Scientists have found that drunk birds slur their songs, just like humans do when intoxicated. Researchers said that speech impairment is one of the least understood and most intriguing effects of alcohol on cognitive function. Christopher Olson and his colleagues at the Oregon Health and Science University found that Zebra finches slur their song when drunk.

Birds Slur After Drinking Alcohol, Just Like Tipsy Humans: Study

Alcohol affects acoustic features of birdsong

Researchers chose Zebra finches for the study because they are a representative of songbird species. These birds learn to sing the same way humans learn speech. Scientists gave white grape juice to one group of birds, and a mixture of juice and 6% alcohol to another group. They found that Zebra finches would consume alcohol when presented to them, causing an elevated blood ethanol content (BEC).

Birds in the first group behaved normal. In the second group, alcohol did not visibly affect the Zebra finches’ general behaviors, motivation or willingness to sing.
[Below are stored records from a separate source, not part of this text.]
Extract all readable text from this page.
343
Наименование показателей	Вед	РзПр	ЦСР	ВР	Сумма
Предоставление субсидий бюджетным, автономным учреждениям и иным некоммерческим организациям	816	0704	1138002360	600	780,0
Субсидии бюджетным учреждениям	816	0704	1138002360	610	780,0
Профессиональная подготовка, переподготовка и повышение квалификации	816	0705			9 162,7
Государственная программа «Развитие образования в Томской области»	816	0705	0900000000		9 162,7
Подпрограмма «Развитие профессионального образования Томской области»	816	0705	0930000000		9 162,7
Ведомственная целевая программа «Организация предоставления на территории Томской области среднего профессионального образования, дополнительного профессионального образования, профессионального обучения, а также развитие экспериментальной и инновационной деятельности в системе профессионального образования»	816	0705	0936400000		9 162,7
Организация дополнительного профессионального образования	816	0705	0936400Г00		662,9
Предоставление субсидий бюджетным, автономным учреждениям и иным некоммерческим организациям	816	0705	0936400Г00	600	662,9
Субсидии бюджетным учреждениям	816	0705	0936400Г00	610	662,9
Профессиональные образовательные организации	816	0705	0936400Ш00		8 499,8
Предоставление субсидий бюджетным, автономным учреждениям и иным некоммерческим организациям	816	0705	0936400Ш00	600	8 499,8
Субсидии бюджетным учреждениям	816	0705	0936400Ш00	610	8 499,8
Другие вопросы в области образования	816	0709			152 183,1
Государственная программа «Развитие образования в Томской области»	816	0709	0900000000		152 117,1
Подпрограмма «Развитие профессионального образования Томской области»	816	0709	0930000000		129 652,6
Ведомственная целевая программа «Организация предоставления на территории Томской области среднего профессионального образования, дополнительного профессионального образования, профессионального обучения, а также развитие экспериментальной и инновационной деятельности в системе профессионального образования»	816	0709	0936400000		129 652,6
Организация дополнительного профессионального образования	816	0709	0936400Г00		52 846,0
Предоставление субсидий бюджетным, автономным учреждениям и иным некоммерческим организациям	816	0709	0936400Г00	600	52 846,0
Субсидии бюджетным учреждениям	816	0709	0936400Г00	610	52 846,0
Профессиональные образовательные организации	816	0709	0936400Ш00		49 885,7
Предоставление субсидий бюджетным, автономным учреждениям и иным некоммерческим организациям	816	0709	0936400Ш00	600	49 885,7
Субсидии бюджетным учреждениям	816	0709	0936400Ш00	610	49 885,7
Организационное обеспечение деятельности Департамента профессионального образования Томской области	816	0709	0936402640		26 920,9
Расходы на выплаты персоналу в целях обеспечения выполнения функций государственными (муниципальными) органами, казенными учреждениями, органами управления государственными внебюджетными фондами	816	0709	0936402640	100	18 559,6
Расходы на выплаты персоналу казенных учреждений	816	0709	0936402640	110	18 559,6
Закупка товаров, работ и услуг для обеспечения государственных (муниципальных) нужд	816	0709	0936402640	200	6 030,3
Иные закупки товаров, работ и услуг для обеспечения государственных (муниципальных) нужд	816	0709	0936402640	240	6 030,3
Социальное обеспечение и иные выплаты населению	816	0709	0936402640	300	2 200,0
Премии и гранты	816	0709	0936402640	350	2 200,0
Even variability of the vocal output was unaffected. But alcohol affected acoustic features of birdsong, particularly amplitude and entropy. The birds failed to keep their learned song’s normal structure stable, and they were unable to sing as loudly.

Birds showed no major effect on their general behavior

Olson said birds became less organized in their sound production. Certain syllables sounded different when the Zebra finches were under influence, likely “reflecting a diversity in the neural mechanisms.” Their general behavior was pretty normal. Drunk Zebra finches didn’t fly around willy-nilly, unlike humans who are unable to walk in a straight line under influence. Birds suffered no closed eyes, no drooped wings, and no sluggishness.

Findings of the study were published in the journal PLOS ONE. The study could help researchers learn more about the effect of alcohol on the human brain and learned social behaviors, thanks to the parallels between human speech and birdsong. Zebra finches could serve as a powerful animal model for understanding the mechanisms underlying vocal learning and production.